A tarde caía, um amarelo sujo manchando o céu de Brasília, e a poeira vermelha grudava na pele, como lembrança incômoda. Lembro do peso do papel, a textura áspera do ofício, quase palpável, tão próximo quanto a minha própria respiração. Um documento sem rasura. A pureza. A impecabilidade. Essa era a chave. A inviolabilidade de linhas retas, de palavras firmes, sem o tremor hesitante de uma correção, sem a sombra duvidosa de uma alteração.

Aquele documento, era a esperança condensada em um papel A4. Meu pai, mãos calejadas, segurá-lo com cuidado quase religioso. O suor escorria pelas têmporas, misturando-se com a poeira avermelhada. Aquele documento representava mais que burocracia; era o registro da luta de uma vida inteira, a garantia de um futuro que parecia distante, uma promessa balouçando no vento forte do Cerrado. Aquele papel, tão importante, tão intocado...

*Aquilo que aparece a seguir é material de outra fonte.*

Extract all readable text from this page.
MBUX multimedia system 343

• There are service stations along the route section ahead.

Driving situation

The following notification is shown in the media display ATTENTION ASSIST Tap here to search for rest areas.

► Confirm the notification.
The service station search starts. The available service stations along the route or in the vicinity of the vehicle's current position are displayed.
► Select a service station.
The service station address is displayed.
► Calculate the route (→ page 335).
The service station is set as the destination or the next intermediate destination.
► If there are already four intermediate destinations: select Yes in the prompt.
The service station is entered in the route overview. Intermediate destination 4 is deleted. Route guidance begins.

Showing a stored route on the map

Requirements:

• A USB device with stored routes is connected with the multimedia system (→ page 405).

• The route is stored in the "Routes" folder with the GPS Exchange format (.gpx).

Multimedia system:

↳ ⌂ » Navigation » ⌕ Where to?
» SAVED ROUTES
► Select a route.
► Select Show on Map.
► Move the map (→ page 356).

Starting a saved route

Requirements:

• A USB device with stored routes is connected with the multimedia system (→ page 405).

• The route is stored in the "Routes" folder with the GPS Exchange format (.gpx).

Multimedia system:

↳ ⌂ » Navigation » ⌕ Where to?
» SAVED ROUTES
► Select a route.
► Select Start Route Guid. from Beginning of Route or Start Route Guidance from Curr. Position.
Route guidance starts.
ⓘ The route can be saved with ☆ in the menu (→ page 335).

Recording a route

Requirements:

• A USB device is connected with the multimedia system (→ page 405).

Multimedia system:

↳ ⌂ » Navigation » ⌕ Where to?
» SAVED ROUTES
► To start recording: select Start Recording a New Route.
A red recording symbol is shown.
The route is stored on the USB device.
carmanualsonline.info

  • Um documento íntegro, sem manchas, sem dobras que denunciassem um passado conturbado.
  • Palavras como pedras preciosas, dispostas com exatidão milimétrica, sem o pavor de uma apaga-tudo.
  • A garantia de que o tempo não desgastaria sua verdade.
  • A prova irrefutável de algo real, que não se deixaria diluir como tinta num papel molhado.

A perfeição quase assustadora daquele documento ecoava em mim, um eco profundo, como o silêncio das árvores centenárias. A pureza daquela folha, contrapondo-se à complexidade de um mundo que constantemente busca apagar, riscar, reescrever. Qualquer rabisco, qualquer tentativa de alteração, anulava sua potência, sua força. Um gesto trivial, uma borracha, poderiam desfazer anos de esforço. Uma rasura seria uma traição, a negação do tempo e da luta. Era a diferença entre a esperança e o nada. O medo de contaminar o documento, o medo de uma rasura, era um nó na garganta. Um documento sem rasuras, um sussurro de justiça em meio ao turbilhão.